Iran is the main focus of the IDF’s activities, and will continue to be so in the foreseeable future, IDF Chief of Staff, Lt.-Gen. Benny Gantz, told a security conference held by the Institute for National Security Studies in Tel Aviv on Monday.
“Iran must be pressured on its nuclear program and global terrorist activities. The focus of our activities in the coming future, and in general, will be Iran,” Gantz said.
The Islamic Republic is continuing to “exploit ongoing dialogue to carry out strategic activity” linked to its military nuclear program, the chief of staff said. Sanctions and international isolation were having a big effect on Tehran, and might yet cause it to decide to change its path, he added.
“Iran is striving for regional hegemony. In all of the places it is involved, the implications of its capabilities are far wider than something local or regional,” Gantz stated.
Turning his attention to Syria, Gantz said the country was marked by growing instability in areas where Basher Assad once ruled. “Iran and Hezbollah are involved up to their neck – and higher -” in attempts to safeguard the Syrian regime, while also preparing for a post-Assad future, Gantz said. “Strangely, there is Russian support for Assad,” he added.

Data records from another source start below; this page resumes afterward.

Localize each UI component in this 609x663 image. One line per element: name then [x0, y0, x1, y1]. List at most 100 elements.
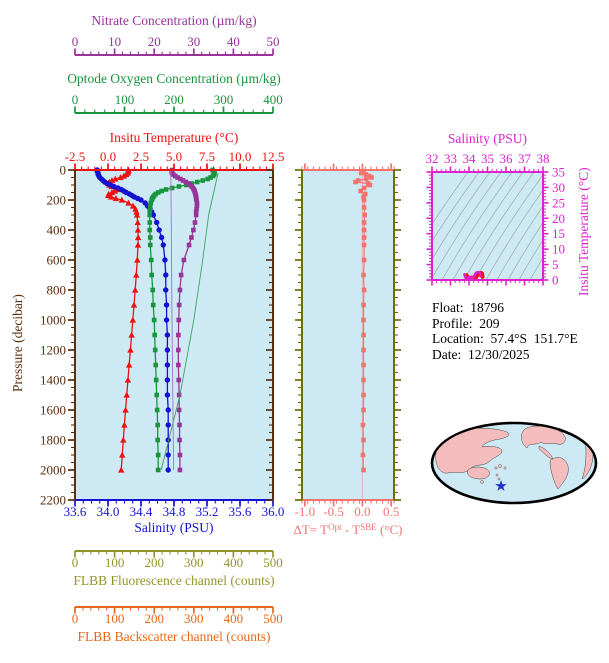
marker-square — [361, 227, 367, 233]
marker-square — [147, 235, 153, 240]
pressure-axis-title: Pressure (decibar) — [10, 294, 25, 392]
tick-label: 200 — [164, 92, 184, 107]
marker-circle — [156, 227, 162, 233]
tick-label: 0 — [60, 163, 67, 178]
ts-salinity-axis-title: Salinity (PSU) — [447, 131, 528, 146]
nitrate_reference_line-profile-line — [170, 169, 175, 471]
marker-square — [361, 194, 366, 200]
marker-square — [159, 188, 164, 194]
marker-square — [181, 257, 187, 263]
tick-label: 1400 — [40, 373, 66, 388]
marker-triangle — [133, 208, 140, 215]
marker-square — [193, 212, 199, 218]
backscatter-axis: 0 100 200 300 400 500 — [72, 606, 283, 626]
tick-label: 2200 — [40, 493, 66, 508]
marker-circle — [163, 317, 170, 323]
tick-label: 400 — [47, 223, 67, 238]
marker-square — [194, 206, 199, 212]
fluorescence-axis-title: FLBB Fluorescence channel (counts) — [73, 573, 275, 588]
marker-circle — [158, 234, 165, 241]
marker-triangle — [121, 421, 128, 428]
delta-right-spine — [393, 169, 401, 501]
temperature-axis-title: Insitu Temperature (°C) — [109, 130, 239, 145]
marker-square — [361, 185, 367, 191]
marker-square — [176, 362, 181, 368]
tick-label: 50 — [267, 34, 280, 49]
tick-label: 1800 — [40, 433, 66, 448]
marker-triangle — [125, 199, 132, 206]
ts-temperature-axis-title: Insitu Temperature (°C) — [576, 167, 591, 296]
marker-square — [360, 452, 366, 458]
marker-square — [356, 178, 361, 183]
marker-square — [172, 173, 178, 179]
delta-left-spine — [295, 169, 303, 501]
island — [498, 464, 502, 468]
marker-circle — [164, 332, 171, 338]
marker-circle — [165, 452, 171, 458]
contour-line — [529, 256, 543, 280]
tick-label: 300 — [184, 555, 204, 570]
tick-label: 500 — [263, 555, 283, 570]
location-value: 57.4°S 151.7°E — [490, 331, 578, 346]
delta-title-sup-opt: Opt — [328, 522, 342, 532]
marker-triangle — [129, 316, 137, 323]
delta-top-axis — [301, 163, 395, 171]
delta-title-sup-sbe: SBE — [360, 522, 377, 532]
tick-label: 2.5 — [133, 149, 149, 164]
marker-square — [176, 184, 182, 189]
marker-circle — [164, 362, 171, 368]
marker-square — [154, 407, 160, 413]
marker-square — [176, 317, 182, 323]
map-land — [435, 425, 594, 490]
right-spine — [266, 169, 274, 501]
marker-circle — [163, 272, 169, 278]
tick-label: 15 — [552, 226, 565, 241]
tick-label: 32 — [426, 151, 439, 166]
oxygen-axis-title: Optode Oxygen Concentration (µm/kg) — [67, 71, 281, 86]
marker-square — [155, 422, 160, 428]
tick-label: 300 — [214, 92, 234, 107]
marker-square — [152, 347, 158, 353]
contour-line — [507, 221, 543, 280]
marker-square — [147, 203, 153, 209]
tick-label: 35.2 — [196, 504, 219, 519]
marker-square — [361, 437, 366, 443]
tick-label: 35.6 — [229, 504, 252, 519]
marker-triangle — [134, 219, 141, 226]
marker-square — [186, 242, 192, 248]
marker-square — [148, 257, 154, 263]
tick-label: -1.0 — [295, 504, 316, 519]
tick-label: 1200 — [40, 343, 66, 358]
marker-triangle — [127, 346, 134, 353]
tick-label: 0 — [552, 273, 559, 288]
marker-square — [154, 392, 159, 398]
float-info-block: Float: 18796 Profile: 209 Location: 57.4… — [432, 300, 578, 362]
marker-square — [361, 317, 366, 323]
marker-square — [361, 272, 366, 278]
marker-circle — [138, 197, 144, 203]
marker-square — [369, 175, 374, 180]
marker-triangle — [123, 391, 130, 398]
marker-square — [361, 407, 366, 413]
tick-label: 100 — [115, 92, 135, 107]
marker-triangle — [128, 331, 135, 338]
marker-square — [361, 347, 366, 353]
island — [494, 466, 498, 470]
tick-label: 35 — [552, 165, 565, 180]
tick-label: 2000 — [40, 463, 66, 478]
marker-square — [361, 377, 366, 383]
delta-title-suffix: (°C) — [376, 522, 403, 537]
marker-triangle — [134, 256, 141, 263]
contour-line — [432, 172, 491, 261]
marker-square — [155, 437, 160, 443]
marker-square — [155, 467, 161, 473]
marker-triangle — [134, 241, 142, 248]
salinity-axis: 33.6 34.0 34.4 34.8 35.2 35.6 36.0 — [64, 499, 284, 519]
marker-square — [163, 187, 169, 192]
marker-square — [360, 422, 366, 428]
contour-line — [432, 172, 469, 225]
marker-square — [176, 407, 182, 413]
marker-circle — [162, 257, 168, 263]
backscatter-axis-title: FLBB Backscatter channel (counts) — [77, 629, 271, 644]
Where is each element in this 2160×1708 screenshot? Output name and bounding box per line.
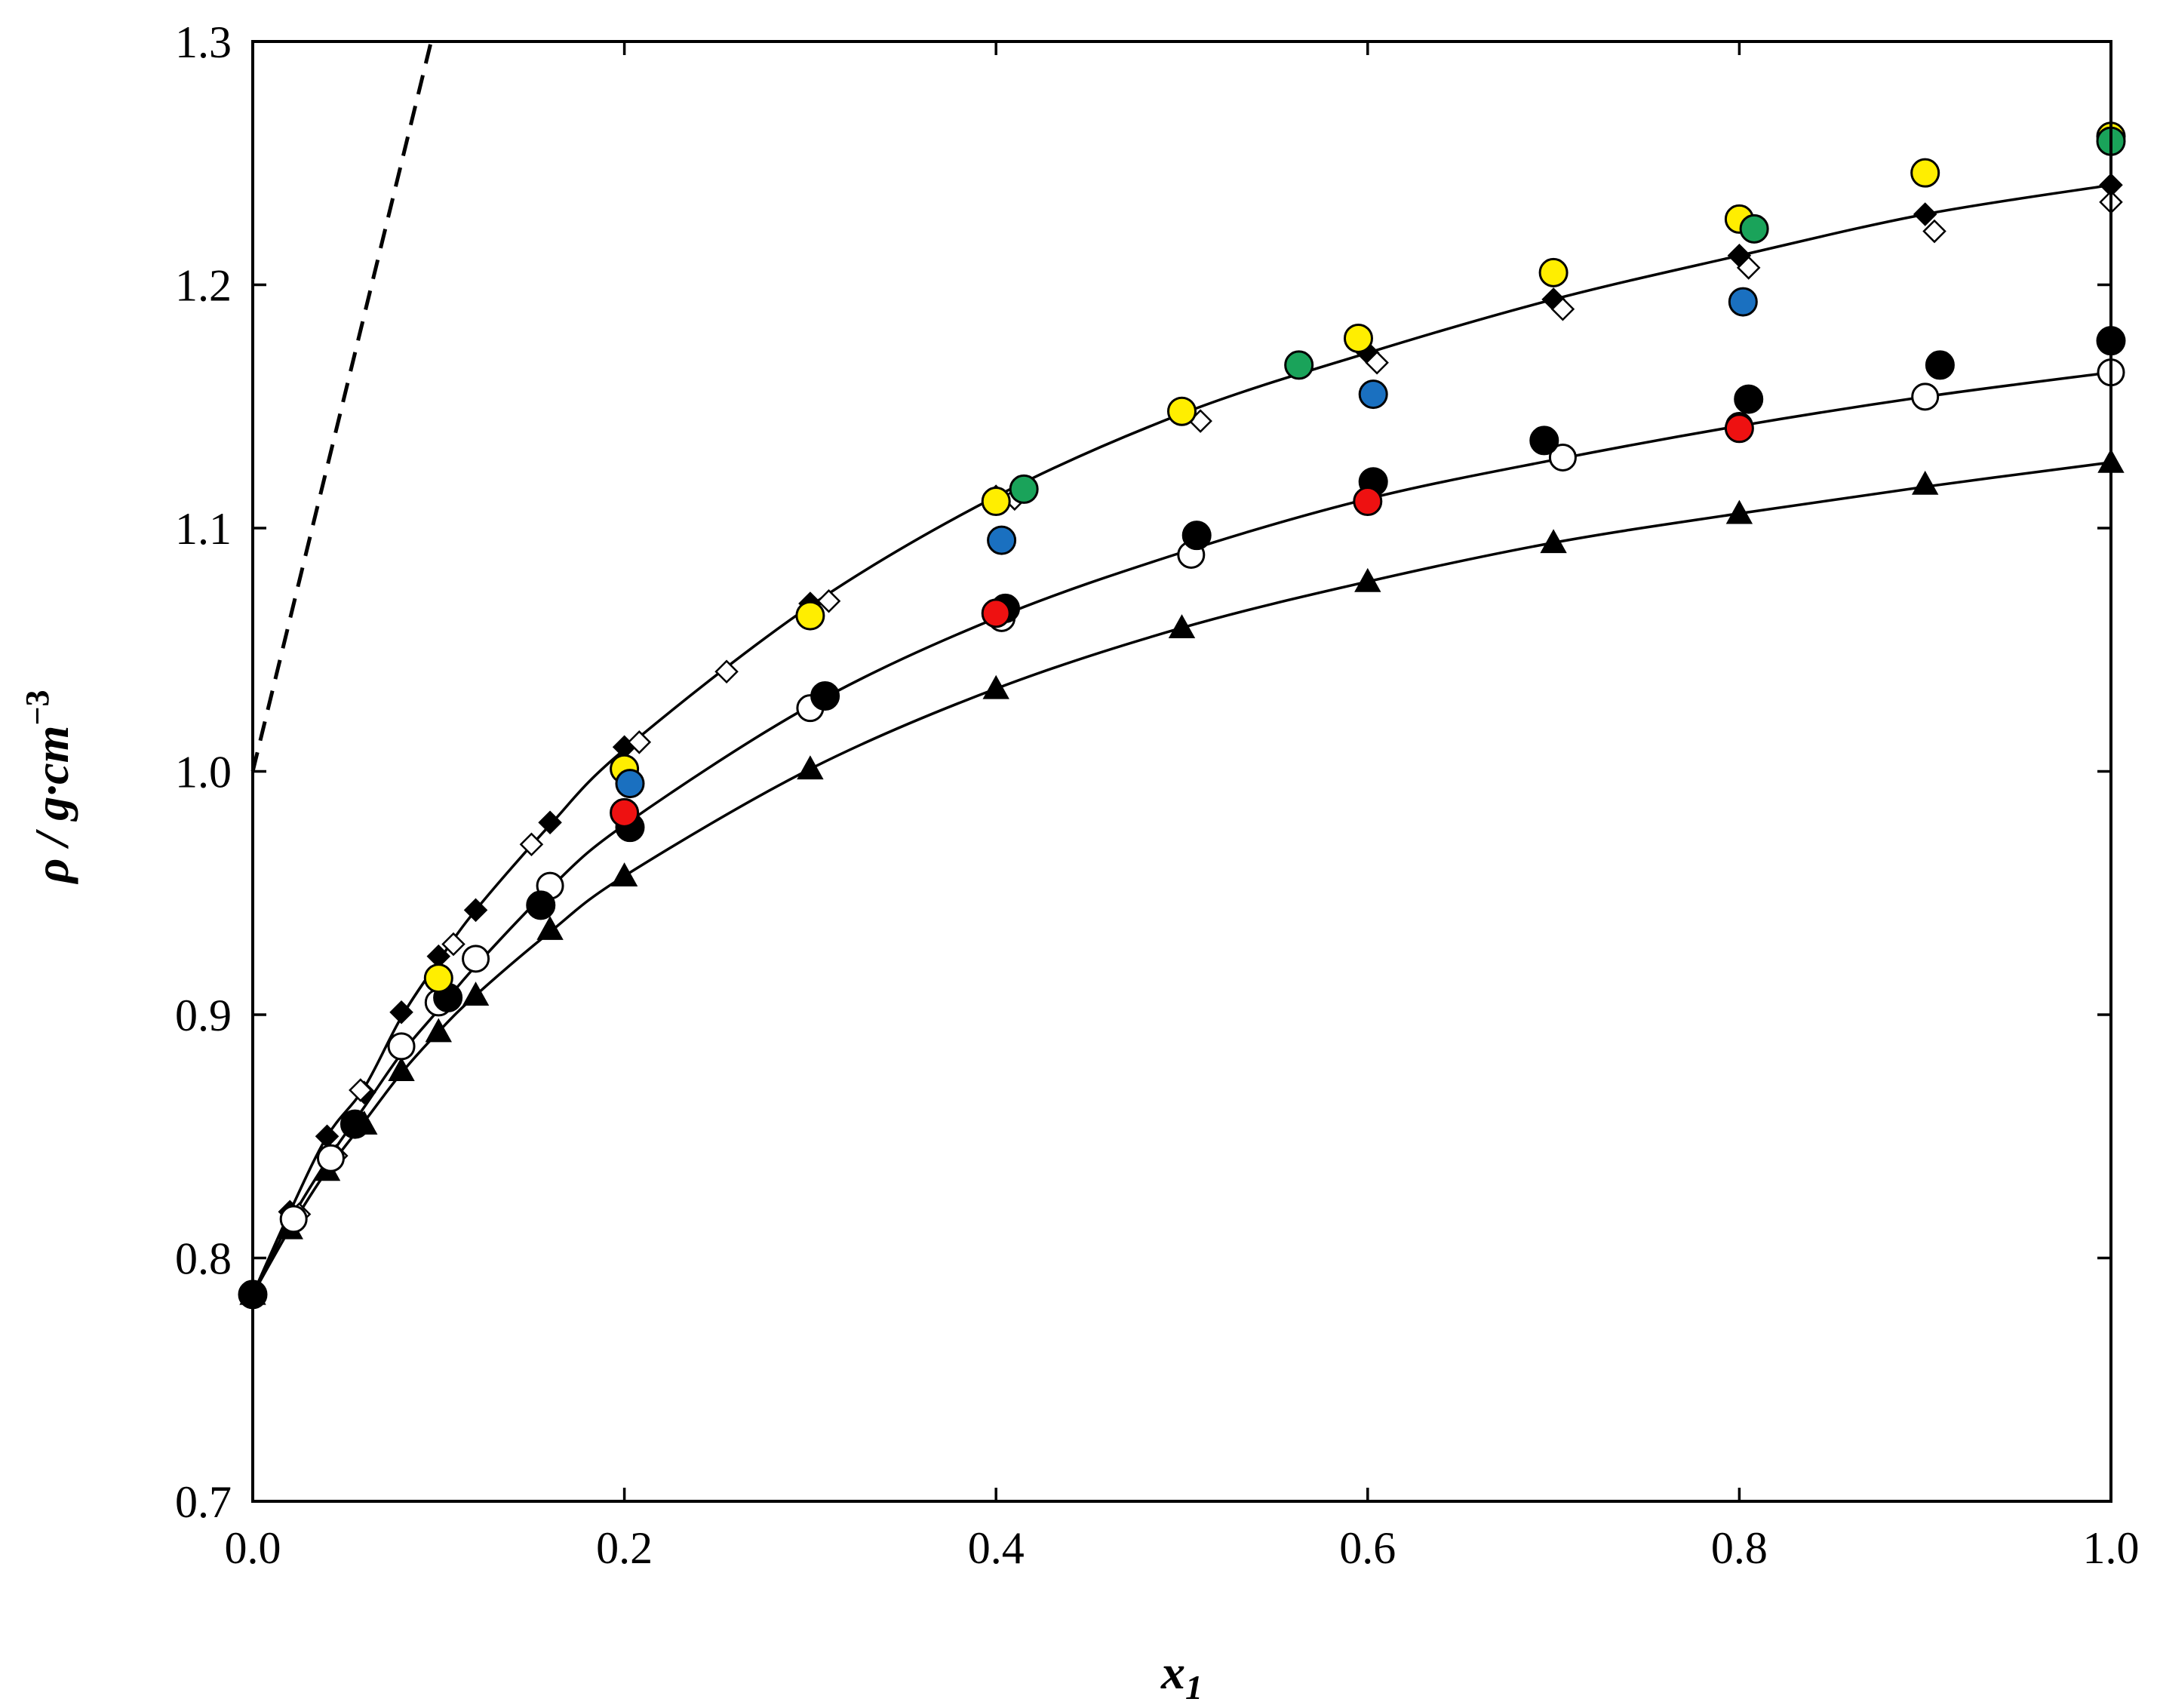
data-point-filled-circle [615,769,645,799]
data-point-filled-circle [526,890,556,920]
data-point-open-diamond [349,1078,373,1102]
series-8-filled-circle [615,287,1758,799]
data-point-filled-circle [1910,158,1940,188]
data-point-filled-triangle [1725,499,1753,524]
x-tick-label: 0.8 [1711,1523,1768,1573]
data-point-open-circle [462,945,490,973]
data-point-filled-diamond [389,1000,413,1024]
data-point-filled-triangle [536,916,564,940]
data-point-open-circle [279,1205,308,1233]
data-point-filled-diamond [463,898,488,923]
series-4-open-circle [238,358,2125,1309]
x-tick-label: 0.6 [1339,1523,1396,1573]
data-point-filled-circle [610,797,640,828]
data-point-filled-circle [1734,384,1764,414]
data-point-open-diamond [441,932,465,957]
series-7-filled-circle [1009,126,2126,504]
fit-curves [251,183,2112,1295]
data-point-filled-circle [340,1109,370,1139]
data-point-filled-circle [1353,487,1383,517]
data-point-filled-circle [1739,214,1769,244]
fit-curve-3 [251,461,2112,1295]
data-point-filled-circle [810,681,840,711]
reference-line-group [250,41,433,773]
data-point-open-diamond [816,588,841,613]
y-tick-labels: 0.7 0.8 0.9 1.0 1.1 1.2 1.3 [175,17,232,1527]
data-point-filled-circle [423,963,453,994]
x-tick-label: 0.2 [596,1523,653,1573]
y-axis-title: ρ / g·cm−3 [19,690,78,884]
data-point-filled-circle [981,598,1011,628]
series-5-filled-circle [238,326,2126,1310]
plot-frame [251,40,2112,1503]
data-point-filled-triangle [388,1057,415,1081]
y-axis-title-superscript: −3 [19,690,56,725]
data-point-filled-circle [1724,413,1754,444]
data-point-open-circle [316,1144,345,1172]
y-axis-title-main: ρ / g·cm [25,726,78,885]
fit-curve-1 [251,183,2112,1295]
dashed-reference-line [250,41,433,773]
y-tick-label: 0.9 [175,991,232,1040]
data-point-open-diamond [714,659,739,684]
data-markers [238,121,2126,1310]
data-point-filled-circle [1358,379,1388,410]
data-point-filled-circle [795,601,825,631]
data-point-filled-circle [1284,350,1314,380]
series-3-filled-triangle [239,448,2125,1305]
data-point-filled-circle [1343,323,1373,353]
series-9-filled-circle [610,413,1754,828]
data-point-filled-circle [981,487,1011,517]
y-tick-label: 1.2 [175,261,232,311]
data-point-filled-triangle [610,862,638,886]
data-point-open-diamond [1550,296,1575,321]
data-point-filled-circle [1181,521,1212,551]
data-point-filled-triangle [1168,614,1196,639]
data-point-filled-diamond [538,810,562,834]
data-point-open-diamond [1365,350,1389,375]
y-tick-label: 0.7 [175,1477,232,1527]
data-point-open-circle [1548,443,1577,472]
series-1-filled-diamond [241,173,2123,1307]
data-point-filled-triangle [1354,567,1381,592]
data-point-open-circle [1911,382,1940,411]
x-tick-label: 0.4 [968,1523,1025,1573]
x-axis-title: x1 [1160,1645,1203,1706]
data-point-filled-circle [1529,425,1559,456]
data-point-filled-diamond [315,1124,340,1149]
x-tick-labels: 0.0 0.2 0.4 0.6 0.8 1.0 [225,1523,2140,1573]
data-point-filled-triangle [425,1018,452,1043]
data-point-filled-triangle [1540,529,1567,554]
data-point-filled-circle [987,525,1017,555]
x-tick-label: 0.0 [225,1523,281,1573]
x-axis-title-main: x [1160,1645,1185,1699]
data-point-filled-triangle [1912,470,1939,495]
data-point-filled-triangle [462,981,490,1006]
data-point-open-diamond [627,730,652,754]
data-point-filled-circle [1009,474,1039,504]
data-point-filled-triangle [982,674,1009,699]
data-point-filled-circle [1728,287,1758,317]
y-tick-label: 1.1 [175,504,232,554]
fit-curve-2 [251,370,2112,1295]
data-point-open-diamond [519,832,544,857]
x-tick-label: 1.0 [2083,1523,2140,1573]
data-point-open-circle [387,1032,416,1061]
y-tick-label: 0.8 [175,1234,232,1284]
y-tick-label: 1.0 [175,748,232,797]
data-point-open-diamond [1736,256,1761,280]
data-point-open-diamond [1922,219,1946,244]
y-tick-label: 1.3 [175,17,232,67]
data-point-filled-circle [1925,350,1955,380]
data-point-filled-diamond [1913,202,1937,226]
x-axis-title-subscript: 1 [1185,1668,1203,1706]
data-point-filled-triangle [797,755,824,780]
data-point-filled-circle [1167,396,1197,426]
series-6-filled-circle [423,121,2126,994]
series-2-open-diamond [241,190,2123,1307]
axis-ticks [251,40,2112,1503]
data-point-filled-circle [1538,257,1569,287]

Noting that some Israeli obverses are describing Syria as the new and local Afghanistan, Gantz said strategic weapons in the country could fall into the wrong hands.

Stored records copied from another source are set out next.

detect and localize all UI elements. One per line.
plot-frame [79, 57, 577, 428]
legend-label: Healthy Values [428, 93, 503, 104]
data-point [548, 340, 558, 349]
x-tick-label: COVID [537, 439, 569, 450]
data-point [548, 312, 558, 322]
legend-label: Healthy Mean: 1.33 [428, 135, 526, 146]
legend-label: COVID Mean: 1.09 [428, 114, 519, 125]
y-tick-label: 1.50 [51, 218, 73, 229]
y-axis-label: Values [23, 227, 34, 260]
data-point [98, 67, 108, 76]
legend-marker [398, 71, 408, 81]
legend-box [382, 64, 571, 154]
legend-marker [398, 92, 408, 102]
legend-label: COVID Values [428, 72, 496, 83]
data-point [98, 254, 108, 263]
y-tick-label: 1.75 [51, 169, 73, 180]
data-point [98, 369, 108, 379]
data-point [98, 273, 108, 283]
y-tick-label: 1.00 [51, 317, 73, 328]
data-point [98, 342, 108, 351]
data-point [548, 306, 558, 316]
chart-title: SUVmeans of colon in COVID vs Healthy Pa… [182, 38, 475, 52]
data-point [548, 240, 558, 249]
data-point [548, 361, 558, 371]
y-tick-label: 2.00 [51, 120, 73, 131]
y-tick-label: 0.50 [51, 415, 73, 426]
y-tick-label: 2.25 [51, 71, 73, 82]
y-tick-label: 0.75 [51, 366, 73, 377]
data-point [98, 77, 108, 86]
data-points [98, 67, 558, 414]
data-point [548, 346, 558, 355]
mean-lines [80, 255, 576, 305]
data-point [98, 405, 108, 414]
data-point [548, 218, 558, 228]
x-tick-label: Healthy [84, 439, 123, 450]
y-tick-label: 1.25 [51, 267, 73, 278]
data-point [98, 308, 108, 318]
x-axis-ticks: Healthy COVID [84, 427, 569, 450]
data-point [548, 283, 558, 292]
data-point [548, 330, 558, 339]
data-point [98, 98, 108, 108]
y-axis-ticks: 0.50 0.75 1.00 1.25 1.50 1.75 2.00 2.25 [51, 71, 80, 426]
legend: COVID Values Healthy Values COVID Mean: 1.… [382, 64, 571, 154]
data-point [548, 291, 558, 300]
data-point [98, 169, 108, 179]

“We’re not waiting for this future to arrive. We’ve been preparing for it operationally for over a year, throughout the whole of the Golan Heights,” he said.

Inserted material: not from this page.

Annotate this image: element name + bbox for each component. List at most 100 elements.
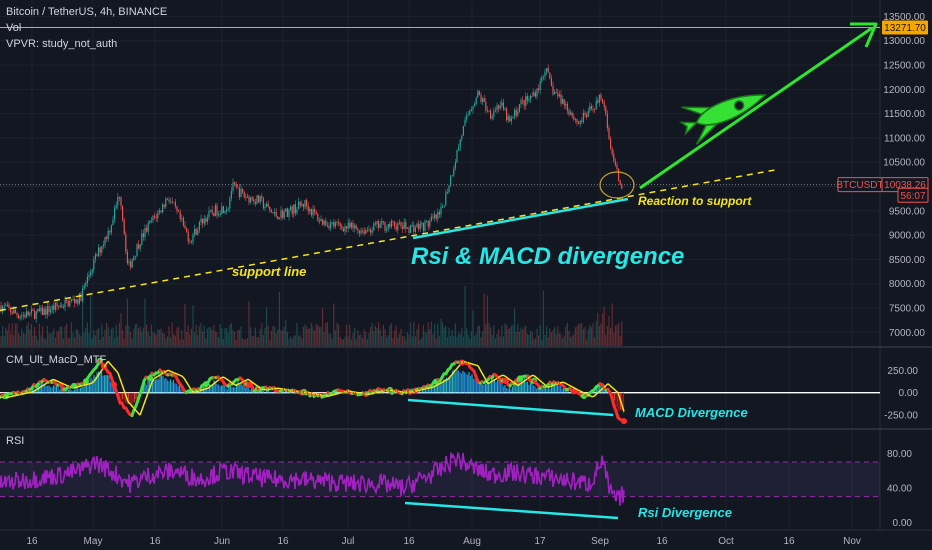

In Lebanon, Hezbollah is growing stronger militarily, yet remains deterred by Israel due to the 2006 Second Lebanon War, Operation Cast Lead in 2009, and Operation Pillar of Defense last year, Gantz argued. Hezbollah is concerned by the weakening Tehran-Damascus-Beirut axis, and is subject to domestic Lebanese pressure. Nevertheless, it is trying to assist Assad as much as it can, while trying to take hold of weapons and preparing itself for the future, he said.
To the south, in Gaza, Hamas remains deterred by Israel, and is not interested in losing control of the Strip, Gantz said. “But it’s not the only player. Other terrorist organizations are operating from there. Hamas is trying to restrain them, not always successfully. We of course cannot agree that the reality in Gaza will go back to what it was before Operation Pillar of Defense,” he said, referring to frequent rocket attacks on Israeli civilians and border attacks on military patrols.
“We’re trying as much as possible to act wisely between the pedals of responding and not responding. [But] if it won’t be quiet, we can strengthen our deterrence, or take more dramatic steps than the steps we took until now. I hope it’s not needed, but if it is, we won’t hesitate to activate force in this area,” Gantz warned.
The IDF does not identify an initiative to launch a war against Israel at this time, but every arena is very sensitive, and the potential for a deterioration that can trigger a war is something the IDF is preparing itself for, he added.
The IDF is working on increasing the accuracy of its firepower, working on operational flexibility, and strengthening its ability to fight simultaneously on multiple fronts, Gantz said.
One of the central aims is to deal a decisive blow to the enemy and keep rounds of conflicts short, he added.